1. Mineral homoeostasis was investigated in 172 Thai adults with acute falciparum malaria at presentation (87 males, 85 females; mean age 30 years), and prospectively in a subgroup of 10 severely ill patients.

2. Mild, asymptomatic hypocalcaemia (corrected plasma calcium concentration 1.79–2.11 mmol/l) was found in 61 cross-sectional study patients (35.5%), with no difference between those with uncomplicated (2.16 ± 0.10 mmol/l, mean ± sd, n = 89) and severe (2.18 ± 0.15 mmol/l, n = 83, P = 0.36) infections. Six prospectively studied patients were hypocalcaemic during treatment; simultaneous serum intact parathormone concentrations were inappropriately low (< 5.0 pmol/l), but rose in three patients to high levels (11.8–16.4 pmol/l) on the fifth day.

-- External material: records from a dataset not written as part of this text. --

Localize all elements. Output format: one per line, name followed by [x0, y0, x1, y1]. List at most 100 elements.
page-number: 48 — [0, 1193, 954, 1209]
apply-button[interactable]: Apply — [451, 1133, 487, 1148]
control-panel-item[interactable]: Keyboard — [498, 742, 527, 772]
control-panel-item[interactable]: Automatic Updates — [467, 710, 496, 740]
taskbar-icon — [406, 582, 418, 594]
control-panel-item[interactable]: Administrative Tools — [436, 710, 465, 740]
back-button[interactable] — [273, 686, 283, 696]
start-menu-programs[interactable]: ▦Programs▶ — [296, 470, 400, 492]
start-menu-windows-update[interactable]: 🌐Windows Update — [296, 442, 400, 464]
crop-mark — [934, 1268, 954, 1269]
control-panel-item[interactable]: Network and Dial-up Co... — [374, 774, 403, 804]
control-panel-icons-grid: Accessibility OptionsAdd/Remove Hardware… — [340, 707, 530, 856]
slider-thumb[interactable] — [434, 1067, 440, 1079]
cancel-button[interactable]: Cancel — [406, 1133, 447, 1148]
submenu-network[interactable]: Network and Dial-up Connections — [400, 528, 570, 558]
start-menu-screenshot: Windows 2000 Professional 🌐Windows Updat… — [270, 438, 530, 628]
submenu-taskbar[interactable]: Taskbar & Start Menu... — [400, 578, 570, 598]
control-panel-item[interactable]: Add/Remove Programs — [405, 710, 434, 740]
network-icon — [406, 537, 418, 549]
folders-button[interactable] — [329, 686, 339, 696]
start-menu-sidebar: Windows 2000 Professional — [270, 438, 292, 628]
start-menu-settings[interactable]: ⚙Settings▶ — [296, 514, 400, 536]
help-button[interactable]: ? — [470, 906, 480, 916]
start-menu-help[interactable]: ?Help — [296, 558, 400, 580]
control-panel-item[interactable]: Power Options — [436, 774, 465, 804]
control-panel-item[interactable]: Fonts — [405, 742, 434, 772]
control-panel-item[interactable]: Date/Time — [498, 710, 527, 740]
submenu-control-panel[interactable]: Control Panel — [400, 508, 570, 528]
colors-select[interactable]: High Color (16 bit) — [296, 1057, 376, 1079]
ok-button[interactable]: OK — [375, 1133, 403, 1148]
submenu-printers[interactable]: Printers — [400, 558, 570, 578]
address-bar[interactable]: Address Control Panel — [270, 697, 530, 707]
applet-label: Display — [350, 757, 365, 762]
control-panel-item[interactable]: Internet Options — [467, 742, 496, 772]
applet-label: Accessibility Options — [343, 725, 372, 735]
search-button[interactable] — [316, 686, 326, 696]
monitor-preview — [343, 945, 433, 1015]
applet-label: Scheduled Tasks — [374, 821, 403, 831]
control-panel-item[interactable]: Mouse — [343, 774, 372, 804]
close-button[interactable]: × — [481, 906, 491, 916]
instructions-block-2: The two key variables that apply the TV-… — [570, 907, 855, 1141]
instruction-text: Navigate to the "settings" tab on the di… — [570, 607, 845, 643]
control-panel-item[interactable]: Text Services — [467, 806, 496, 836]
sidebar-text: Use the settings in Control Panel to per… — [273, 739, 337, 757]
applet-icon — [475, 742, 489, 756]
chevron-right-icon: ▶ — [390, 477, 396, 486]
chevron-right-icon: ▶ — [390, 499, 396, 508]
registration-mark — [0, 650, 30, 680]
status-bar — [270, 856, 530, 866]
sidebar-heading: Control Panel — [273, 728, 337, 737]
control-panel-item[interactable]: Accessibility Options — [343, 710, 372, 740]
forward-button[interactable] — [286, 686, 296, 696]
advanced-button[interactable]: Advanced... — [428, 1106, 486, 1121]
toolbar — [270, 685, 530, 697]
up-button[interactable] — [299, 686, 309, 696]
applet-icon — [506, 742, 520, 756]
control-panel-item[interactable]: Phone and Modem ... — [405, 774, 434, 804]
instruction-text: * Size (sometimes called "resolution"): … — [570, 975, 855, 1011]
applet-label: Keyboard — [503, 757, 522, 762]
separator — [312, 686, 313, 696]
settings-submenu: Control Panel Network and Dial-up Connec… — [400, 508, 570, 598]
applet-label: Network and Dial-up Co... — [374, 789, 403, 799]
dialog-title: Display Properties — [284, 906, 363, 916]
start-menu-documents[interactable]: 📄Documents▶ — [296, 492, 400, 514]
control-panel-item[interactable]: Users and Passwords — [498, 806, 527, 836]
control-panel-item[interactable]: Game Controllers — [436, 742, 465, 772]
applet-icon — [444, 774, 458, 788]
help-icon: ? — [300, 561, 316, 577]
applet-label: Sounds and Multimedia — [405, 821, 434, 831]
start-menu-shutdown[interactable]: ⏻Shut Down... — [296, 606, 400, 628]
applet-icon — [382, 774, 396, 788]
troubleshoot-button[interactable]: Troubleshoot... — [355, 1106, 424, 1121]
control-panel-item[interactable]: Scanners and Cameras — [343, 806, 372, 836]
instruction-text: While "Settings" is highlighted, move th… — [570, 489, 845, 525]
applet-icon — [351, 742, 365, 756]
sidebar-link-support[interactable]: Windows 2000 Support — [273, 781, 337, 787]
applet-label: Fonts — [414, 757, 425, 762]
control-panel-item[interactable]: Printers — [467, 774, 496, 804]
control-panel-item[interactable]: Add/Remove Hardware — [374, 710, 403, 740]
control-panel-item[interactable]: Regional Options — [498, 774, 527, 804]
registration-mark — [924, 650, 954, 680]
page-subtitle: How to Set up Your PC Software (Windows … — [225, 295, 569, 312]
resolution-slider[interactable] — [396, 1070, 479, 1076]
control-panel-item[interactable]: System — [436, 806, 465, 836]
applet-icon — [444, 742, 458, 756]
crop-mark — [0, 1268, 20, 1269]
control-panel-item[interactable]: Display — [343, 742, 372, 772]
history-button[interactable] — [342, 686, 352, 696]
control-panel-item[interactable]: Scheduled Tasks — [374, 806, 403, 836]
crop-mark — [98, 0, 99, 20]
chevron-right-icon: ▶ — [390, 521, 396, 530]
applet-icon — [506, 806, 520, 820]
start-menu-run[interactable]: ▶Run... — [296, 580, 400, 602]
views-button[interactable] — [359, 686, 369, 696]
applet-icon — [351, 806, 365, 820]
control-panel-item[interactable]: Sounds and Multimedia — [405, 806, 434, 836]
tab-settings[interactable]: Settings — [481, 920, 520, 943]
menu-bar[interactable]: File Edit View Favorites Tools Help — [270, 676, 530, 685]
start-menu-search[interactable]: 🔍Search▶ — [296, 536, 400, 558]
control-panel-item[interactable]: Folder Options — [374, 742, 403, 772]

3. Plasma phosphate concentration was decreased (< 0.80 mmol/l) on admission in 74 patients (43.0%) and increased (> 1.45 mmol/l) in 15 (8.7%). Severe phosphate depletion (plasma phosphate concentration < 0.30 mmol/l) occurred in 14 patients, of whom 11 had severe infections. Serum phosphate concentrations in the prospective study patients on admission (0.59 ± 0.23 mmol/l) correlated significantly with the simultaneous renal threshold phosphate concentration (0.68 ± 0.33 mmol/l; r = 0.607, P < 0.025) and both parameters rose in parallel during treatment.

4. Plasma magnesium concentrations were normal (0.75–1.05 mmol/l) in 108 patients (62.8%); 45 cases (26.1%) had hypermagnesaemia and 19 (11.0%) had hypomagnesaemia.

5. These data suggest that mild hypocalcaemia is common in malaria regardless of disease severity; a depressed parathormone response may contribute. Despite malaria-associated haemolysis, hypophosphataemia is also common, but can be severe. Phosphate replacement should therefore be considered where strict monitoring of plasma phosphate concentrations is feasible.